It was like the speech in 'Pacific Rim'!


----------



## Pingu (Nov 10, 2014)

ruffneck23 said:


> I really wanted it to be good, but once again i'm disappointed by the second half of a finale, capaldi , missy and jenna were great , the story was just shit



^ This.

i was quite excited by the possibilities part 1 threw up but that one left me..... meh


----------



## Pingu (Nov 10, 2014)

Dr_Herbz said:


> I've watched every season, with the exception of anything that contained Sylvester McCoy, because he was a non-starter.
> As bad as some people might think Matt Smith was, he played a perfect role in the script. The script may not have been  very good but he did suit the script, very well.
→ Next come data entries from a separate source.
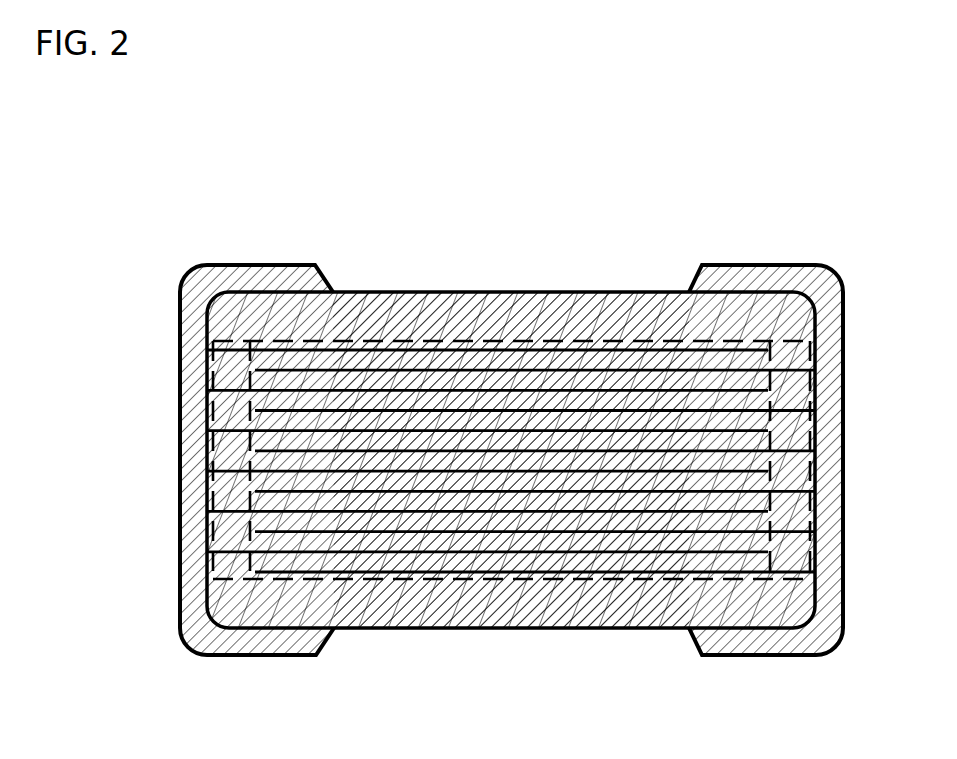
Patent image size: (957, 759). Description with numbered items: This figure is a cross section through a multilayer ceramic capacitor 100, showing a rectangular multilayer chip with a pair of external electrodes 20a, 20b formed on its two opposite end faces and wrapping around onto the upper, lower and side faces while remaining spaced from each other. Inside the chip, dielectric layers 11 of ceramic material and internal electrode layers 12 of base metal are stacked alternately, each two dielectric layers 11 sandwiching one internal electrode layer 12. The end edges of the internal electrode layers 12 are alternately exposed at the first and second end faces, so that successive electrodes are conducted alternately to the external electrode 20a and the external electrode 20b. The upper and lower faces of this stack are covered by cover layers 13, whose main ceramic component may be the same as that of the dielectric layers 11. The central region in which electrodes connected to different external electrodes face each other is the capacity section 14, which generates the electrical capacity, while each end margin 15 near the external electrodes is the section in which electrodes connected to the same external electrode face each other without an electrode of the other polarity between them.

The multilayer ceramic capacitor 100 is at (504, 406).
The dielectric layer 11 is at (635, 533).
The internal electrode layer 12 is at (452, 512).
The cover layer 13 is at (405, 308).
The capacity section 14 is at (537, 340).
The end margin 15 is at (232, 341).
The external electrode 20a is at (205, 267).
The external electrode 20b is at (807, 265).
Capaldi, on the other hand, is a much better actor, with, IMHO, a much worse script, and this is the bit that annoys me. I know that (given a better script), Capaldi could take Dr Who to a place it hasn't been since Pertwee... but I guess it's all a matter of opinion...



^ and this... in spades


----------



## SpookyFrank (Nov 10, 2014)

mwgdrwg said:


> It was like the speech in 'Pacific Rim'!



That movie would have been great if they hadn't cast such a terrible actor in the lead role.


----------



## SpookyFrank (Nov 10, 2014)

Would they really have locked Missy up without going through her pockets first? What kind of fucking amateurs are we dealing with here?


----------



## mauvais (Nov 10, 2014)

belboid said:


> And why were they even on a plane? Surely an underground bunker would make more sense.


Have you tried telling this to the USAF?


----------



## zoooo (Nov 10, 2014)

SpookyFrank said:


> Would they really have locked Missy up without going through her pockets first? What kind of fucking amateurs are we dealing with here?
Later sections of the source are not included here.